Should You Upgrade Your iPhone Now — Or Wait?
You have some tech questions, I have some answers. Every Friday, I try to resolve these mysteries, succinctly and in plain language. Please send questions to firstname.lastname@example.org. Note that I won’t be able to diagnose your personal tech glitches and problems. I also reserve the right to edit questions for length or clarity, and to combine similar inquiries.
Q. I have an iPhone 4s and am eligible to upgrade. I want another iPhone, and I’ve heard some rumblings about a possible release of the iPhone 6. I’m enjoying the 4s — it does what I need, and it fits comfortably in my purse. I’m not looking for a huge screen. So, is there a compelling reason to wait for the iPhone 6, versus going out and getting the 5s?
A. Apple is being its usual secretive self about the details of the next iPhone, which is likely to be unveiled in the fall, if past patterns prevail. But it’s widely expected to have a larger screen than the current iPhone 5s (whether it will be a “huge” screen compared to some of the really large competitors out there now remains to be seen). It is also expected to have an improved processor, and to be quite thin. There could be other hardware changes to accommodate Apple initiatives in areas like health and fitness tracking and mobile payments, but I can’t say for sure.
Having said that, the 5s would be a substantial improvement over your 4s, and is selling much better than Apple’s less expensive 5c model. It gives you a larger screen than your current iPhone without increasing width, and it’s noticeably lighter and thinner. So it’ll still fit nicely in your purse. It’s also much faster, has a fingerprint reader, includes a special built-in activity-tracking chip so you can measure your steps without a fitness band, and offers a much better camera.
Q. Is there a program or service I can use to easily upgrade everything, including my programs, from Windows XP to a new machine running Windows 7?
A. The biggest problem with migrating your stuff from one version of Windows to another is moving the programs, because the files they depend upon are all over the place. Also, some programs you are running on XP, which is ancient in tech terms, might not run well, or at all, on Windows 7, despite the compatibility settings in that later version.
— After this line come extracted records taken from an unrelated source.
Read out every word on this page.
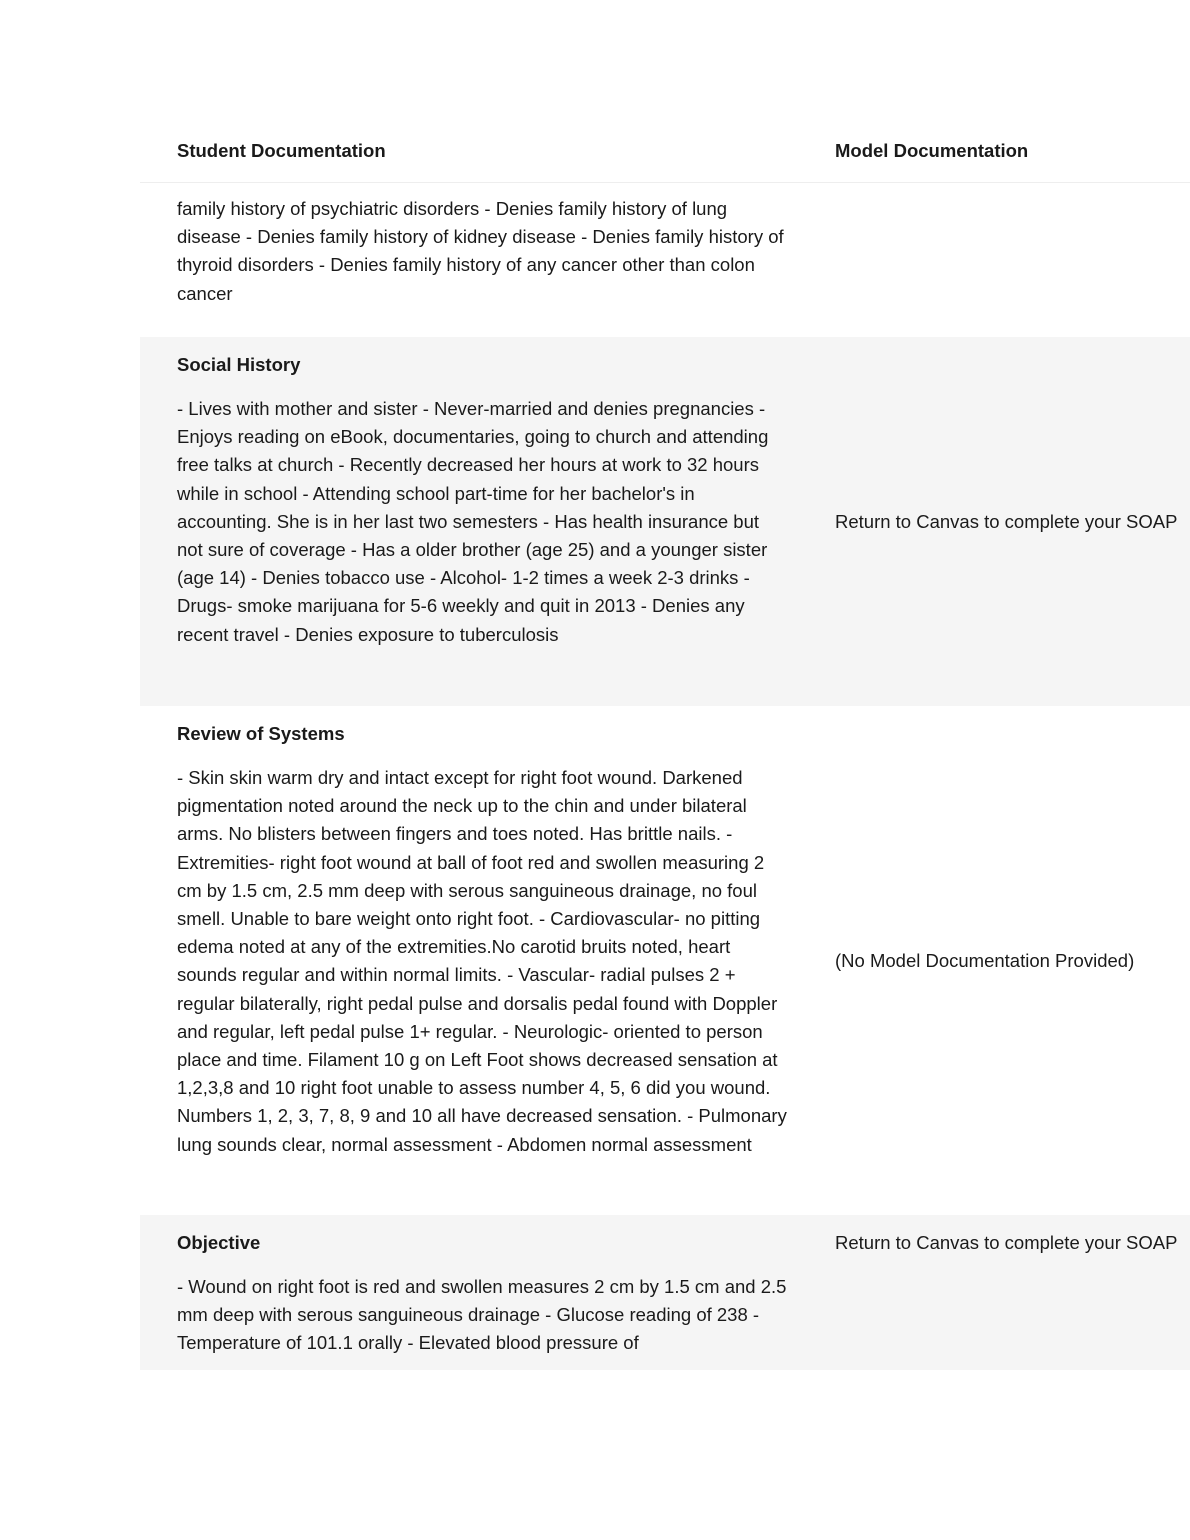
Student Documentation	Model Documentation

family history of psychiatric disorders - Denies family history of lung disease - Denies family history of kidney disease - Denies family history of thyroid disorders - Denies family history of any cancer other than colon cancer

Social History

- Lives with mother and sister - Never-married and denies pregnancies - Enjoys reading on eBook, documentaries, going to church and attending free talks at church - Recently decreased her hours at work to 32 hours while in school - Attending school part-time for her bachelor's in accounting. She is in her last two semesters - Has health insurance but not sure of coverage - Has a older brother (age 25) and a younger sister (age 14) - Denies tobacco use - Alcohol- 1-2 times a week 2-3 drinks - Drugs- smoke marijuana for 5-6 weekly and quit in 2013 - Denies any recent travel - Denies exposure to tuberculosis

Return to Canvas to complete your SOAP
Review of Systems

- Skin skin warm dry and intact except for right foot wound. Darkened pigmentation noted around the neck up to the chin and under bilateral arms. No blisters between fingers and toes noted. Has brittle nails. - Extremities- right foot wound at ball of foot red and swollen measuring 2 cm by 1.5 cm, 2.5 mm deep with serous sanguineous drainage, no foul smell. Unable to bare weight onto right foot. - Cardiovascular- no pitting edema noted at any of the extremities.No carotid bruits noted, heart sounds regular and within normal limits. - Vascular- radial pulses 2 + regular bilaterally, right pedal pulse and dorsalis pedal found with Doppler and regular, left pedal pulse 1+ regular. - Neurologic- oriented to person place and time. Filament 10 g on Left Foot shows decreased sensation at 1,2,3,8 and 10 right foot unable to assess number 4, 5, 6 did you wound. Numbers 1, 2, 3, 7, 8, 9 and 10 all have decreased sensation. - Pulmonary lung sounds clear, normal assessment - Abdomen normal assessment

(No Model Documentation Provided)
Objective

- Wound on right foot is red and swollen measures 2 cm by 1.5 cm and 2.5 mm deep with serous sanguineous drainage - Glucose reading of 238 - Temperature of 101.1 orally - Elevated blood pressure of

Return to Canvas to complete your SOAP
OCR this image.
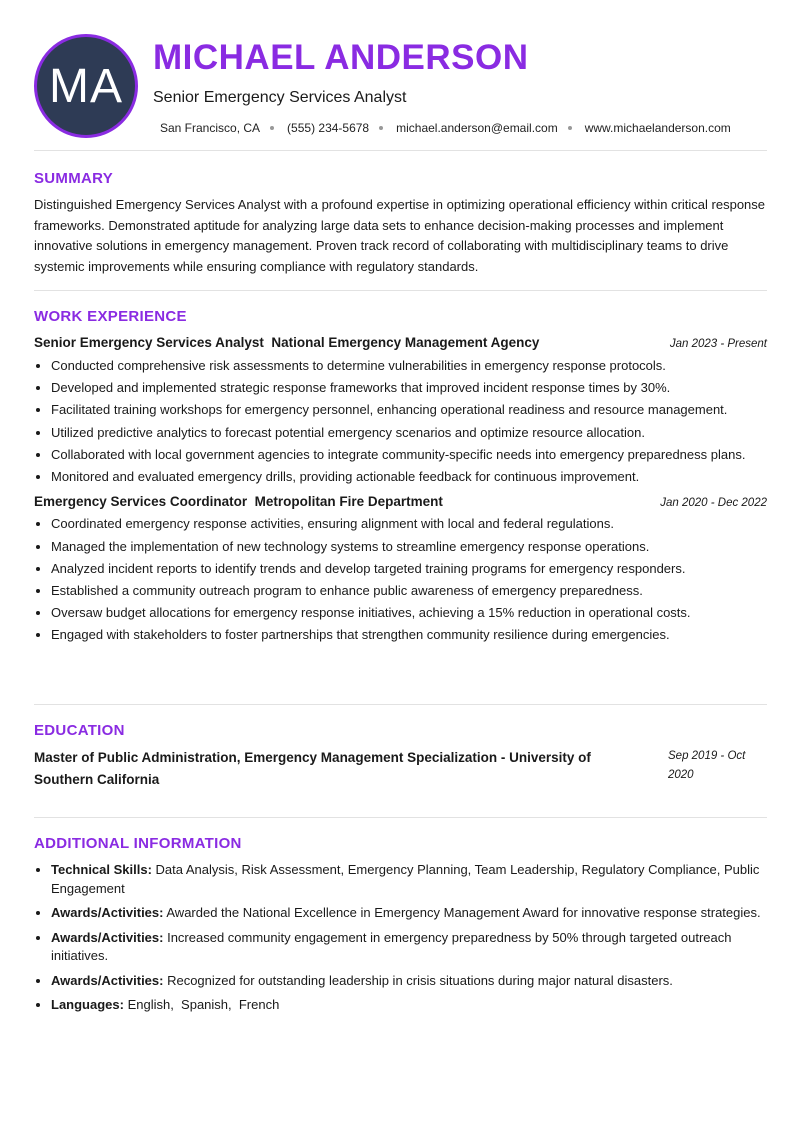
MA
MICHAEL ANDERSON
Senior Emergency Services Analyst
San Francisco, CA (555) 234-5678 michael.anderson@email.com www.michaelanderson.com
SUMMARY

Distinguished Emergency Services Analyst with a profound expertise in optimizing operational efficiency within critical response frameworks. Demonstrated aptitude for analyzing large data sets to enhance decision-making processes and implement innovative solutions in emergency management. Proven track record of collaborating with multidisciplinary teams to drive systemic improvements while ensuring compliance with regulatory standards.

WORK EXPERIENCE
Senior Emergency Services Analyst  National Emergency Management Agency	Jan 2023 - Present
• Conducted comprehensive risk assessments to determine vulnerabilities in emergency response protocols.
• Developed and implemented strategic response frameworks that improved incident response times by 30%.
• Facilitated training workshops for emergency personnel, enhancing operational readiness and resource management.
• Utilized predictive analytics to forecast potential emergency scenarios and optimize resource allocation.
• Collaborated with local government agencies to integrate community-specific needs into emergency preparedness plans.
• Monitored and evaluated emergency drills, providing actionable feedback for continuous improvement.
Emergency Services Coordinator  Metropolitan Fire Department	Jan 2020 - Dec 2022
• Coordinated emergency response activities, ensuring alignment with local and federal regulations.
• Managed the implementation of new technology systems to streamline emergency response operations.
• Analyzed incident reports to identify trends and develop targeted training programs for emergency responders.
• Established a community outreach program to enhance public awareness of emergency preparedness.
• Oversaw budget allocations for emergency response initiatives, achieving a 15% reduction in operational costs.
• Engaged with stakeholders to foster partnerships that strengthen community resilience during emergencies.
EDUCATION
Master of Public Administration, Emergency Management Specialization - University of Southern California
Sep 2019 - Oct 2020
ADDITIONAL INFORMATION
• Technical Skills: Data Analysis, Risk Assessment, Emergency Planning, Team Leadership, Regulatory Compliance, Public Engagement
• Awards/Activities: Awarded the National Excellence in Emergency Management Award for innovative response strategies.
• Awards/Activities: Increased community engagement in emergency preparedness by 50% through targeted outreach initiatives.
• Awards/Activities: Recognized for outstanding leadership in crisis situations during major natural disasters.
• Languages: English,  Spanish,  French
Microsoft’s built-in transfer utility in Windows 7 only moves files and settings, not programs.
Many people just settle for moving their data, and then reinstall the programs they need, either from disks they’ve saved, or by re-downloading them. But this can be a big hassle.
There is a program called PCmover that claims to move everything over, including programs, but I have heard mixed reports about it from readers.
For anyone who either can’t, or would rather not, perform the migration manually, I suggest that you hire a local computer tech to do it for you.